In 1988 Chawla began working at the Ames Research Center in the area of computerized lift-energy fluid dynamics. His research concentrated on simulating the complex air currents found around aircraft such as the Harrier in "ground effect." After the completion of this project, he continued his research on mapping solvent flows on computers, and studied these flows through complicated calculations. In 1993 she joined Overset Methods Inc., in Los Altos, California, as Vice President and Research Scientist to team up with other researchers specializing in simulating problems involving multi-body motion. She was responsible for the development and implementation of efficient techniques for performance dynamic optimization. The results of various projects in which Kalpana Chawla was involved are documented in technical conference publications and trade journals.

NASA experience

Chawla aboard Columbia.

Kalpana Chawla was selected by NASA in 1994 and reported to the Johnson Space Center in March 1995 as an astronaut candidate in the fifteenth Astronaut Group. After completing a year of training and evaluation, she was assigned as a crew representative to work on technical issues for the Astronaut Office in the Extravehicular Activities and Robotics Divisions and also in Computing. Her assignments included working on the development of Robotic Information Systems and testing the Space Shuttle control program at the Shuttle Integration Laboratory.

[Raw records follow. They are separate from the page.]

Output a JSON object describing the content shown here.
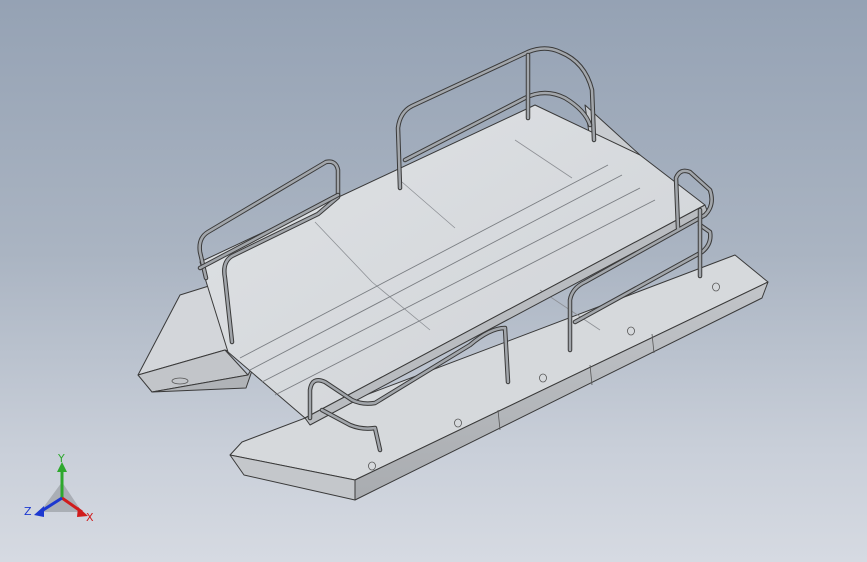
{
  "viewport": {
    "model": "pontoon-platform-assembly",
    "background_top": "#95a2b4",
    "background_bottom": "#d6dae2"
  },
  "triad": {
    "x_label": "X",
    "y_label": "Y",
    "z_label": "Z",
    "x_color": "#d01c1c",
    "y_color": "#2ea82e",
    "z_color": "#1c38d0"
  },
  "colors": {
    "deck_light": "#d9dcdf",
    "deck_shadow": "#c4c7cb",
    "pontoon_side": "#b4b7bb",
    "pontoon_end": "#c6c9cd",
    "rail": "#8d9196",
    "edge": "#3a3a3a"
  }
}
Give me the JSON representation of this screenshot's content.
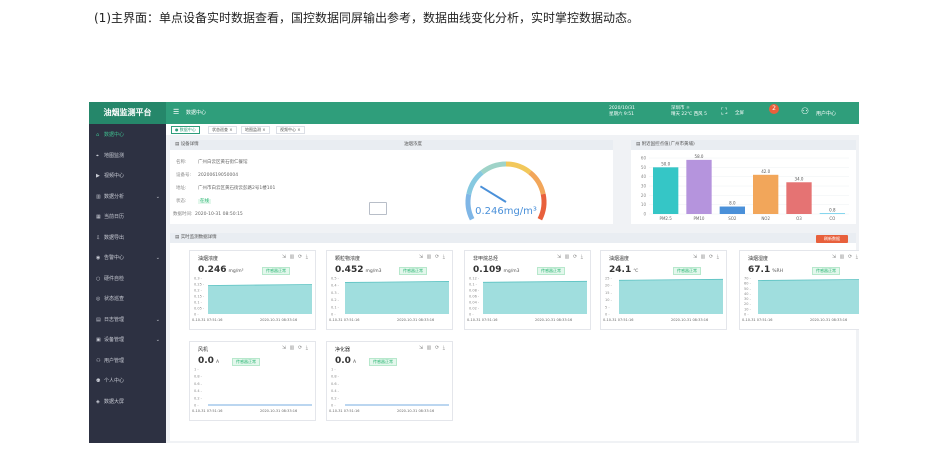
{
  "caption": "(1)主界面：单点设备实时数据查看，国控数据同屏输出参考，数据曲线变化分析，实时掌控数据动态。",
  "header": {
    "brand": "油烟监测平台",
    "breadcrumb": "数据中心",
    "datetime": [
      "2020/10/31",
      "星期六 9:51"
    ],
    "weather": [
      "深圳市 ☼",
      "晴天 22℃ 西风 5"
    ],
    "fullscreen": "全屏",
    "badge": "2",
    "user": "用户中心"
  },
  "sidebar": [
    {
      "label": "数据中心",
      "icon": "home-icon",
      "active": true
    },
    {
      "label": "地图监测",
      "icon": "map-icon"
    },
    {
      "label": "视频中心",
      "icon": "video-icon"
    },
    {
      "label": "数据分析",
      "icon": "chart-icon",
      "arrow": true
    },
    {
      "label": "当前日历",
      "icon": "calendar-icon"
    },
    {
      "label": "数据导出",
      "icon": "export-icon"
    },
    {
      "label": "告警中心",
      "icon": "alarm-icon",
      "arrow": true
    },
    {
      "label": "硬件自检",
      "icon": "check-icon"
    },
    {
      "label": "状态巡查",
      "icon": "status-icon"
    },
    {
      "label": "日志管理",
      "icon": "log-icon",
      "arrow": true
    },
    {
      "label": "设备管理",
      "icon": "device-icon",
      "arrow": true
    },
    {
      "label": "用户管理",
      "icon": "users-icon"
    },
    {
      "label": "个人中心",
      "icon": "person-icon"
    },
    {
      "label": "数据大屏",
      "icon": "screen-icon"
    }
  ],
  "tabs": [
    "● 数据中心",
    "状态巡查 ×",
    "地图监测 ×",
    "视频中心 ×"
  ],
  "device": {
    "title": "设备详情",
    "btn_video": "视频监控",
    "btn_select": "选择设备",
    "rows": [
      {
        "k": "名称:",
        "v": "广州白云区黄石街仁餐馆"
      },
      {
        "k": "设备号:",
        "v": "20200619050004"
      },
      {
        "k": "地址:",
        "v": "广州市白云区黄石街云彭路2号1楼101"
      },
      {
        "k": "状态:",
        "v": "在线"
      },
      {
        "k": "数据时间:",
        "v": "2020-10-31 08:50:15"
      }
    ]
  },
  "gauge": {
    "title": "油烟浓度",
    "value": "0.246mg/m³",
    "fraction": 0.25
  },
  "national": {
    "title": "附近国控点值(广州市黄埔)",
    "chart_data": {
      "type": "bar",
      "categories": [
        "PM2.5",
        "PM10",
        "SO2",
        "NO2",
        "O3",
        "CO"
      ],
      "values": [
        50.0,
        58.0,
        8.0,
        42.0,
        34.0,
        0.8
      ],
      "colors": [
        "#35c6c6",
        "#b594dd",
        "#4a90d9",
        "#f2a65a",
        "#e57373",
        "#5ec8e8"
      ],
      "ylim": [
        0,
        60
      ],
      "yticks": [
        "0",
        "10",
        "20",
        "30",
        "40",
        "50",
        "60"
      ]
    }
  },
  "realtime": {
    "title": "实时监测数据详情",
    "refresh": "刷新数据",
    "toolbar_icons": "⇲ ▥ ⟳ ⤓",
    "cards": [
      {
        "name": "油烟浓度",
        "value": "0.246",
        "unit": "mg/m³",
        "badge": "传感器正常",
        "yticks": [
          "0.3",
          "0.25",
          "0.2",
          "0.15",
          "0.1",
          "0.05",
          "0"
        ],
        "ylim": [
          0,
          0.3
        ],
        "level": 0.246,
        "x_start": "0-10-31 07:51:16",
        "x_end": "2020-10-31 08:33:16"
      },
      {
        "name": "颗粒物浓度",
        "value": "0.452",
        "unit": "mg/m3",
        "badge": "传感器正常",
        "yticks": [
          "0.5",
          "0.4",
          "0.3",
          "0.2",
          "0.1",
          "0"
        ],
        "ylim": [
          0,
          0.5
        ],
        "level": 0.452,
        "x_start": "0-10-31 07:51:16",
        "x_end": "2020-10-31 08:33:16"
      },
      {
        "name": "非甲烷总烃",
        "value": "0.109",
        "unit": "mg/m3",
        "badge": "传感器正常",
        "yticks": [
          "0.12",
          "0.1",
          "0.08",
          "0.06",
          "0.04",
          "0.02",
          "0"
        ],
        "ylim": [
          0,
          0.12
        ],
        "level": 0.109,
        "x_start": "0-10-31 07:51:16",
        "x_end": "2020-10-31 08:33:16"
      },
      {
        "name": "油烟温度",
        "value": "24.1",
        "unit": "℃",
        "badge": "传感器正常",
        "yticks": [
          "25",
          "20",
          "15",
          "10",
          "5",
          "0"
        ],
        "ylim": [
          0,
          25
        ],
        "level": 24.1,
        "x_start": "0-10-31 07:51:16",
        "x_end": "2020-10-31 08:33:16"
      },
      {
        "name": "油烟湿度",
        "value": "67.1",
        "unit": "%RH",
        "badge": "传感器正常",
        "yticks": [
          "70",
          "60",
          "50",
          "40",
          "30",
          "20",
          "10",
          "0"
        ],
        "ylim": [
          0,
          70
        ],
        "level": 67.1,
        "x_start": "0-10-31 07:51:16",
        "x_end": "2020-10-31 08:33:16"
      },
      {
        "name": "风机",
        "value": "0.0",
        "unit": "A",
        "badge": "传感器正常",
        "yticks": [
          "1",
          "0.8",
          "0.6",
          "0.4",
          "0.2",
          "0"
        ],
        "ylim": [
          0,
          1
        ],
        "level": 0,
        "x_start": "0-10-31 07:51:16",
        "x_end": "2020-10-31 08:33:16"
      },
      {
        "name": "净化器",
        "value": "0.0",
        "unit": "A",
        "badge": "传感器正常",
        "yticks": [
          "1",
          "0.8",
          "0.6",
          "0.4",
          "0.2",
          "0"
        ],
        "ylim": [
          0,
          1
        ],
        "level": 0,
        "x_start": "0-10-31 07:51:16",
        "x_end": "2020-10-31 08:33:16"
      }
    ]
  }
}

In November 1996, she was assigned as the mission specialist and lead operator of the robotic arm on the STS-87 mission. In January 1998, she was selected as a shuttle crew representative and flight station crew, subsequently serving as the Crew Habitability and Systems section leader for the Astronaut Office. She first flew into space on STS-87 (1997) and STS-107 (2003). Kalpana Chawla logged a total of 30 days, 14 hours, and 54 minutes in space.

Space flight experience

  • STS-87 Columbia (19 November to 5 December 1997). The STS-87 mission was the fourth flight of Microgravity Charge of the United States and was focused on experiments designed to study how the innovative environment of space affects the different physical processes, and observations of the outer atmospheric layers of the Sun. Two crew members performed Extravehicular Activities (EVA) which were intended for the manual capture of a satellite Spartanin addition to testing the EVA tools and procedures for the establishment of the International Space Station. STS-87 performed 252 orbits around the Earth, traveling 10.4 million kilometers in 376 hours and 34 minutes.

Among the spectators who attended the takeoff and landing was his family, already reconciled with their vocation, having arrived from India.

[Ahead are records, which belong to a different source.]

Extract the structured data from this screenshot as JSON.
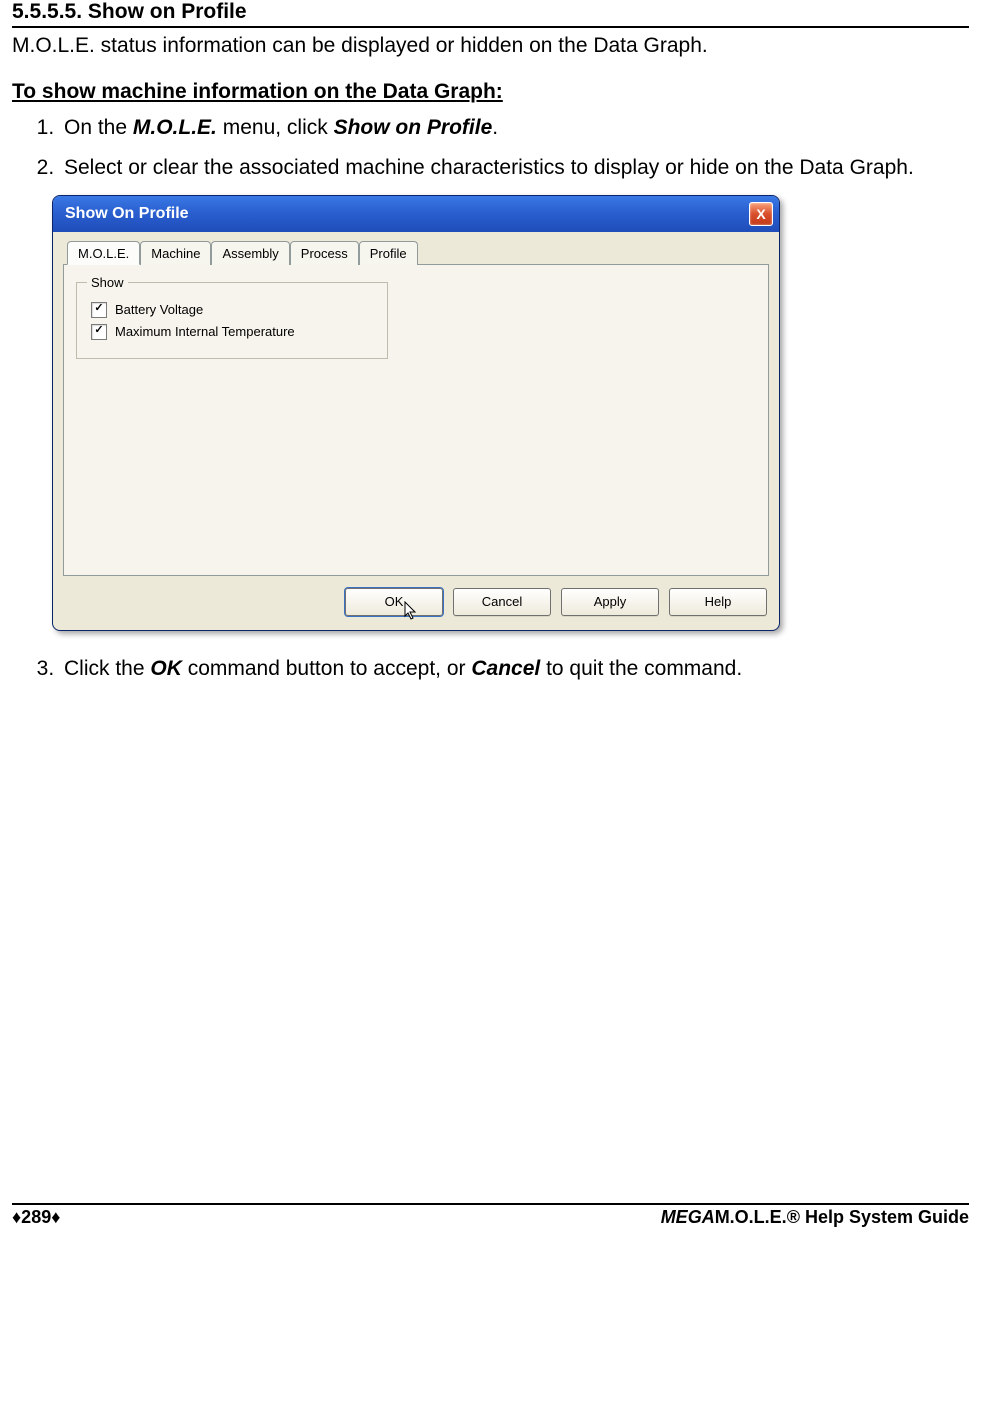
{
  "section": {
    "number": "5.5.5.5.",
    "title": "Show on Profile",
    "intro": "M.O.L.E. status information can be displayed or hidden on the Data Graph.",
    "subheading": "To show machine information on the Data Graph:"
  },
  "steps": {
    "s1_a": "On the ",
    "s1_m": "M.O.L.E.",
    "s1_b": " menu, click ",
    "s1_c": "Show on Profile",
    "s1_d": ".",
    "s2": "Select or clear the associated machine characteristics to display or hide on the Data Graph.",
    "s3_a": "Click the ",
    "s3_ok": "OK",
    "s3_b": " command button to accept, or ",
    "s3_cancel": "Cancel",
    "s3_c": " to quit the command."
  },
  "dialog": {
    "title": "Show On Profile",
    "close": "X",
    "tabs": [
      "M.O.L.E.",
      "Machine",
      "Assembly",
      "Process",
      "Profile"
    ],
    "group_legend": "Show",
    "checks": [
      {
        "label": "Battery Voltage",
        "checked": true
      },
      {
        "label": "Maximum Internal Temperature",
        "checked": true
      }
    ],
    "buttons": {
      "ok": "OK",
      "cancel": "Cancel",
      "apply": "Apply",
      "help": "Help"
    }
  },
  "footer": {
    "page": "♦289♦",
    "brand_mega": "MEGA",
    "brand_rest": "M.O.L.E.® Help System Guide"
  }
}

  • Mission STS-107 Columbia (16 January – 1 February 2003). This 16-day mission was dedicated to the scientific research to which 24 hours a day were spent on two alternate shifts. The crew carried out and successfully carried out nearly 80 experiments. The mission ended in tragedy when the space shuttle Columbia was uninformed during the re-entry on the south-west sky of the United States when only 16 minutes were missing for landing.

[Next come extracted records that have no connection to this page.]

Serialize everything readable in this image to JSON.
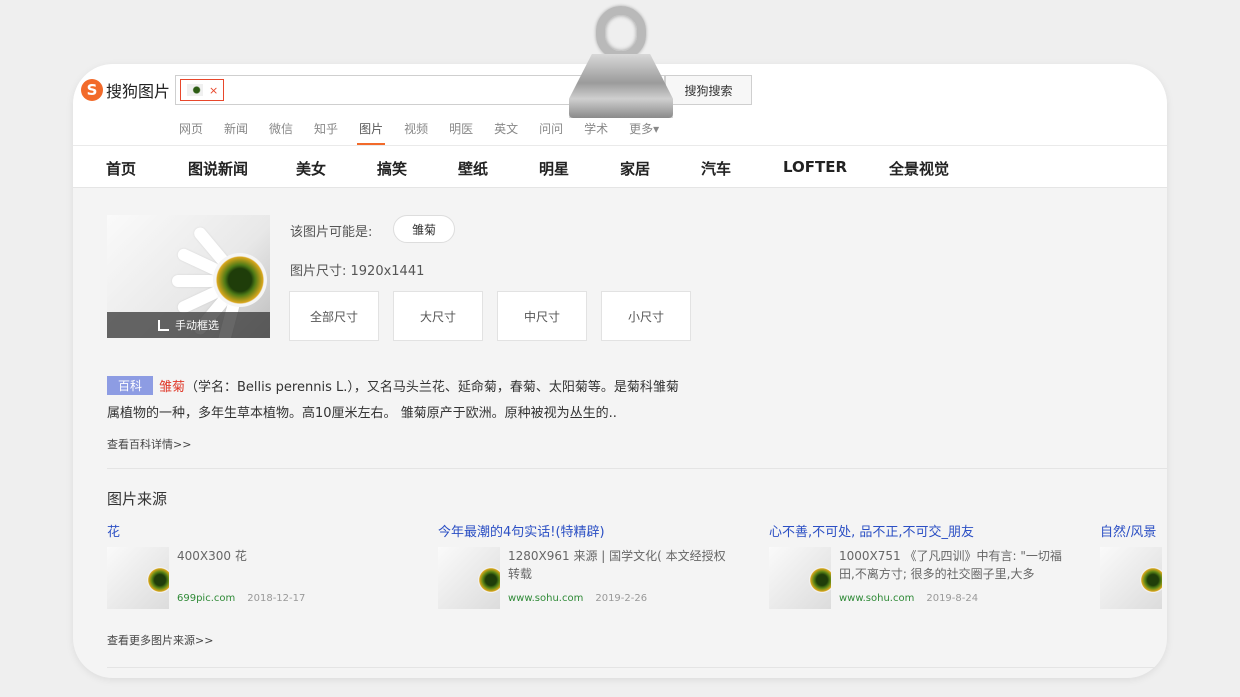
{
  "header": {
    "logo_mark": "S",
    "logo_text": "搜狗图片",
    "chip_close": "×",
    "search_button": "搜狗搜索"
  },
  "nav_small": [
    "网页",
    "新闻",
    "微信",
    "知乎",
    "图片",
    "视频",
    "明医",
    "英文",
    "问问",
    "学术",
    "更多▾"
  ],
  "nav_main": [
    "首页",
    "图说新闻",
    "美女",
    "搞笑",
    "壁纸",
    "明星",
    "家居",
    "汽车",
    "LOFTER",
    "全景视觉"
  ],
  "result": {
    "crop_label": "手动框选",
    "guess_label": "该图片可能是:",
    "guess_tag": "雏菊",
    "size_label": "图片尺寸: 1920x1441",
    "size_buttons": [
      "全部尺寸",
      "大尺寸",
      "中尺寸",
      "小尺寸"
    ]
  },
  "baike": {
    "tag": "百科",
    "word": "雏菊",
    "line1_rest": "（学名：Bellis perennis L.），又名马头兰花、延命菊，春菊、太阳菊等。是菊科雏菊",
    "line2": "属植物的一种，多年生草本植物。高10厘米左右。 雏菊原产于欧洲。原种被视为丛生的..",
    "more": "查看百科详情>>"
  },
  "sources": {
    "title": "图片来源",
    "items": [
      {
        "title": "花",
        "desc": "400X300 花",
        "site": "699pic.com",
        "date": "2018-12-17"
      },
      {
        "title": "今年最潮的4句实话!(特精辟)",
        "desc": "1280X961 来源 | 国学文化( 本文经授权转载",
        "site": "www.sohu.com",
        "date": "2019-2-26"
      },
      {
        "title": "心不善,不可处, 品不正,不可交_朋友",
        "desc": "1000X751 《了凡四训》中有言: \"一切福田,不离方寸; 很多的社交圈子里,大多",
        "site": "www.sohu.com",
        "date": "2019-8-24"
      },
      {
        "title": "自然/风景",
        "desc": "",
        "site": "",
        "date": ""
      }
    ],
    "more": "查看更多图片来源>>"
  },
  "colors": {
    "brand": "#f26a2a",
    "link": "#2b4fc4",
    "site": "#2f8a37",
    "highlight": "#e03a2b",
    "baike_tag": "#8d9ce3"
  }
}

The cause of this tragedy originated on launch day when a small piece of the insulating foam from the external fuel tank inadvertently dislodged and damaged the underside of the orbiter's left wing, tearing off some tiles from the heat shield. On the day of reentry, the absence of these tiles caused the internal structure to overheat, causing the destabilization and consequently disintegration of the ship, killing its 7 crew members, five men and two women.